Dr Haoran Ren, who is a co-lead author of a paper published in Nature Communications from RMIT’s School of Science, said the tiny device they have built for reading twisted light is the missing key required to unlock super-fast, ultra-broadband communications.

Ren says that “Present-day optical communications are heading towards a ‘capacity crunch’ as they fail to keep up with the ever-increasing demands of Big Data. What we’ve managed to do is accurately transmit data via light at its highest capacity in a way that will allow us to massively increase our bandwidth.” “Our miniature OAM nano-electronic detector is designed to separate different OAM light states in a continuous order and to decode the information carried by twisted light,” Ren said.

Professor Min Gu says that “Our OAM nano-electronic detector is like an ‘eye’ that can ‘see’ information carried by twisted light and decode it to be understood by electronics. This technology’s high performance, low cost and tiny size makes it a viable application for the next generation of broadband optical communications. To do this previously would require a machine the size of a table, which is completely impractical for telecommunications.
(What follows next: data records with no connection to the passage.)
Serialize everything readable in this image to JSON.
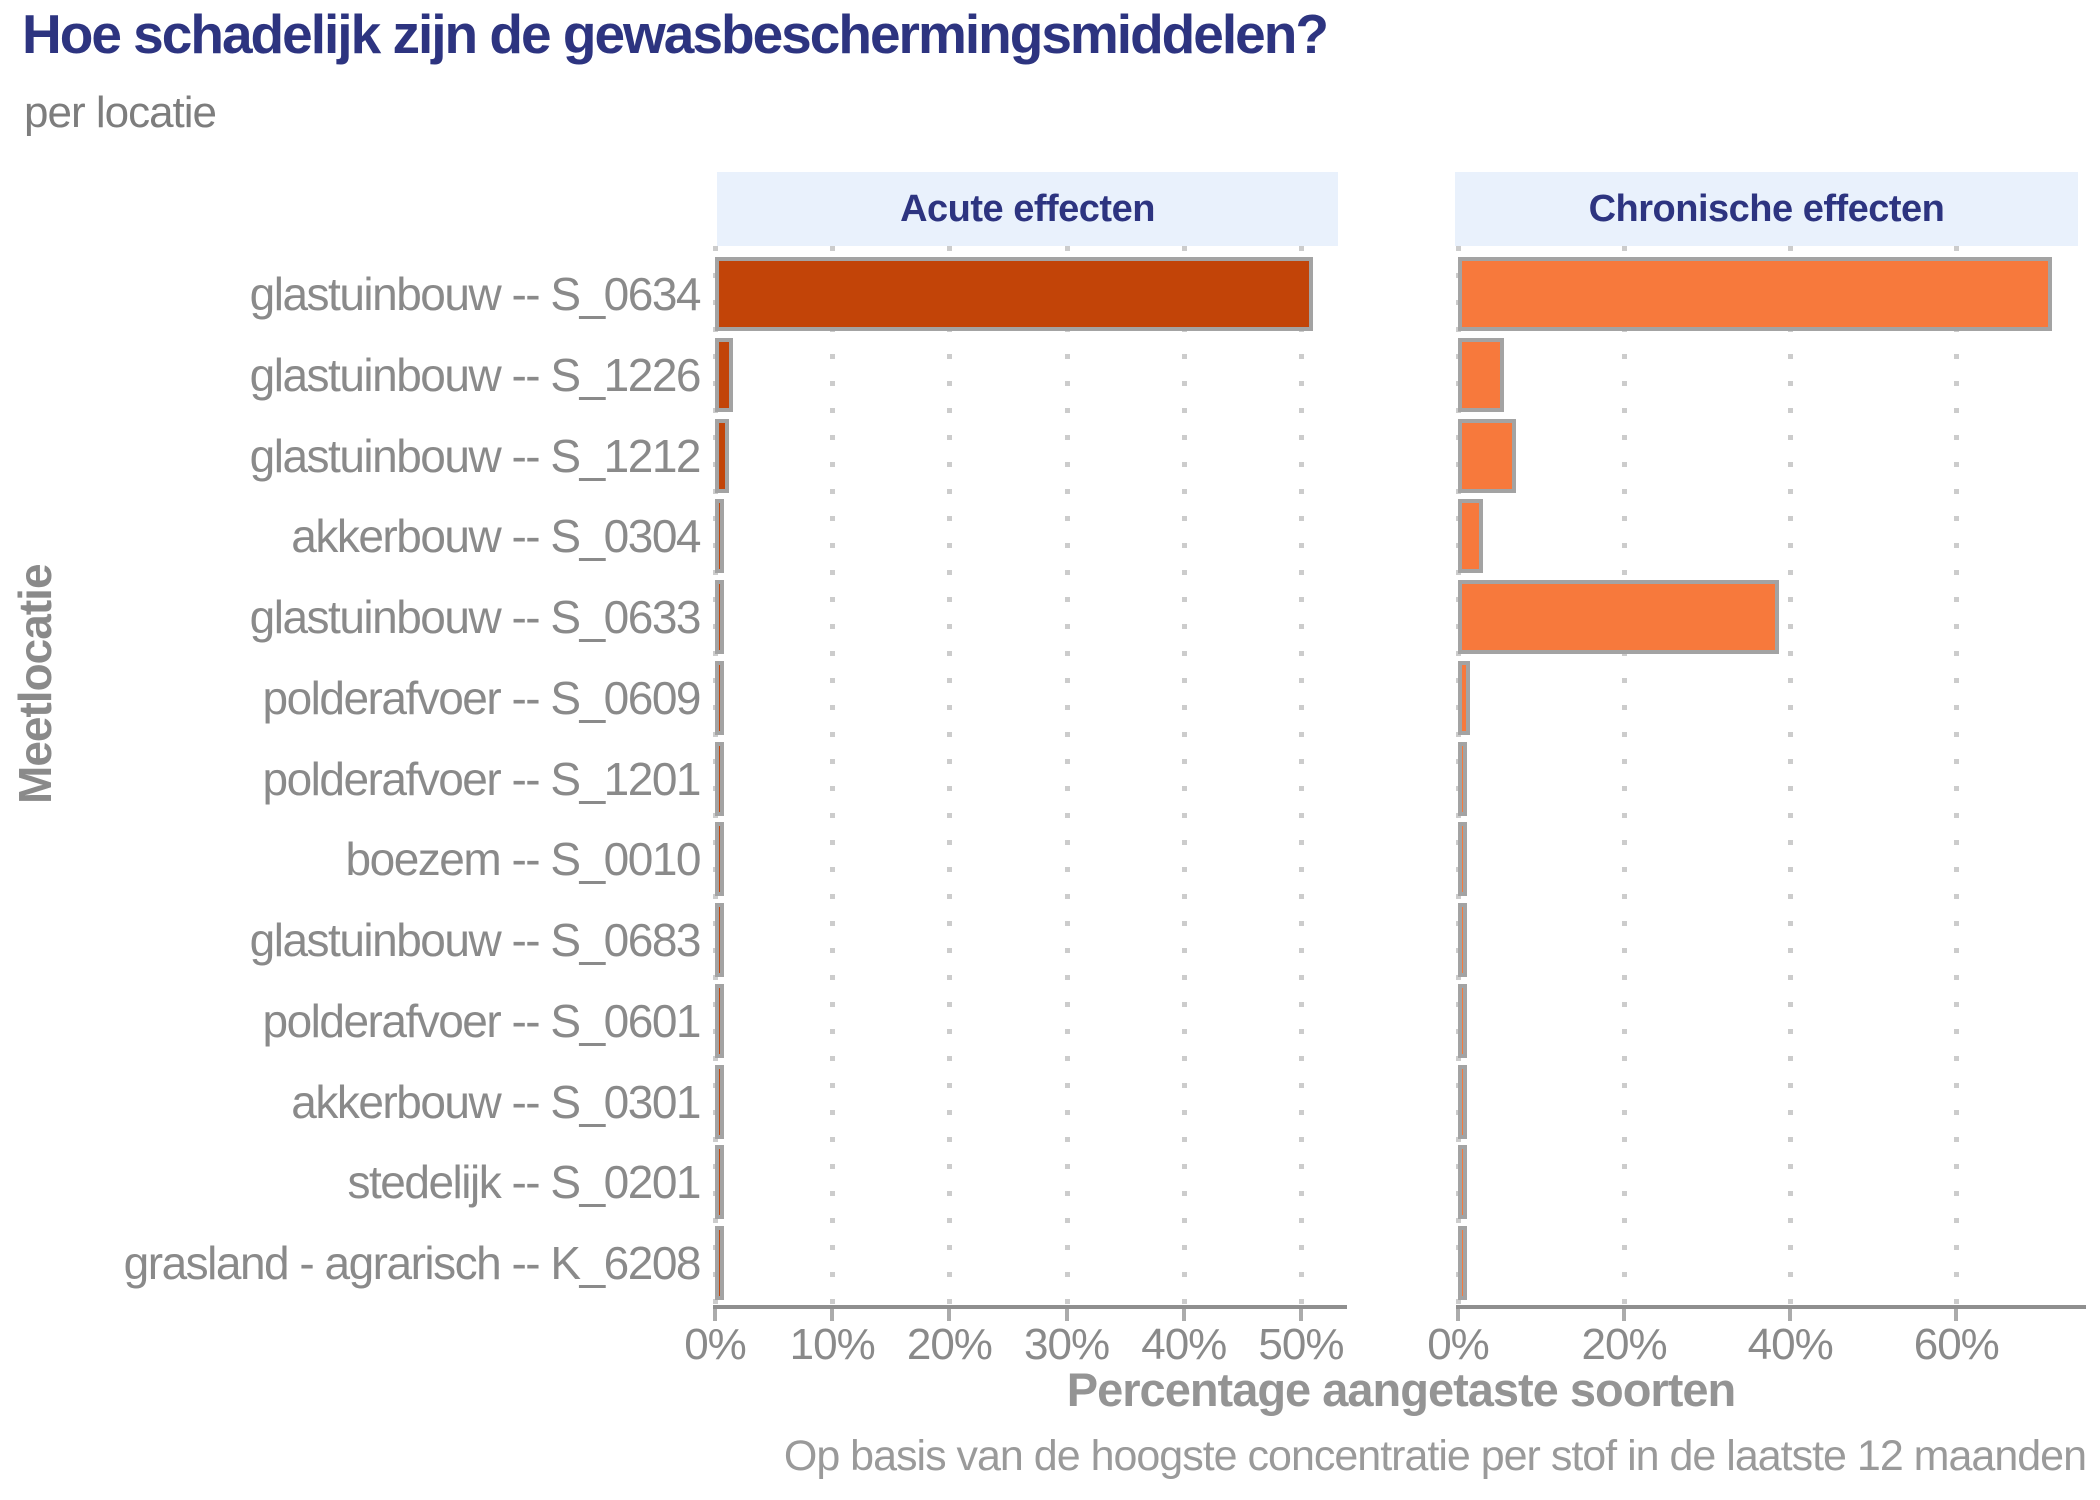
{
  "title": "Hoe schadelijk zijn de gewasbeschermingsmiddelen?",
  "subtitle": "per locatie",
  "y_axis_title": "Meetlocatie",
  "x_axis_title": "Percentage aangetaste soorten",
  "footnote": "Op basis van de hoogste concentratie per stof in de laatste 12 maanden",
  "colors": {
    "title_navy": "#2d3480",
    "panel_header_bg": "#e9f1fc",
    "acute_bar": "#c24408",
    "chronic_bar": "#f7793c",
    "bar_border": "#a3a3a3",
    "grid_dots": "#cccccc",
    "axis_line": "#8f8f8f",
    "label_gray": "#8a8a8a"
  },
  "chart_data": {
    "type": "bar",
    "orientation": "horizontal",
    "title": "Hoe schadelijk zijn de gewasbeschermingsmiddelen?",
    "subtitle": "per locatie",
    "xlabel": "Percentage aangetaste soorten",
    "ylabel": "Meetlocatie",
    "grid": "dotted-vertical",
    "tick_suffix": "%",
    "categories": [
      "glastuinbouw -- S_0634",
      "glastuinbouw -- S_1226",
      "glastuinbouw -- S_1212",
      "akkerbouw -- S_0304",
      "glastuinbouw -- S_0633",
      "polderafvoer -- S_0609",
      "polderafvoer -- S_1201",
      "boezem -- S_0010",
      "glastuinbouw -- S_0683",
      "polderafvoer -- S_0601",
      "akkerbouw -- S_0301",
      "stedelijk -- S_0201",
      "grasland - agrarisch -- K_6208"
    ],
    "series": [
      {
        "name": "Acute effecten",
        "color": "#c24408",
        "values": [
          51,
          1.5,
          1.2,
          0.5,
          0.25,
          0.15,
          0.1,
          0.05,
          0.1,
          0.1,
          0.05,
          0.05,
          0.05
        ],
        "ticks": [
          0,
          10,
          20,
          30,
          40,
          50
        ],
        "xlim": [
          0,
          53.5
        ]
      },
      {
        "name": "Chronische effecten",
        "color": "#f7793c",
        "values": [
          71.5,
          5.5,
          7,
          3,
          38.7,
          1.4,
          0.6,
          0.15,
          0.3,
          0.6,
          0.2,
          0.1,
          0.25
        ],
        "ticks": [
          0,
          20,
          40,
          60
        ],
        "xlim": [
          0,
          75.5
        ]
      }
    ]
  }
}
By using ultrathin topological nanosheets measuring a fraction of a millimetre, our invention does this job better and fits on the end of an optical fibre.”

Gu said the detector can also be used to receive quantum information sent via twisting light, meaning it “will unlock the full potential of twisted light for future optical and quantum communications”.

It is significant that said the materials used in the device are compatible with silicon-based materials used in most technology, making it easy to scale up for industry applications.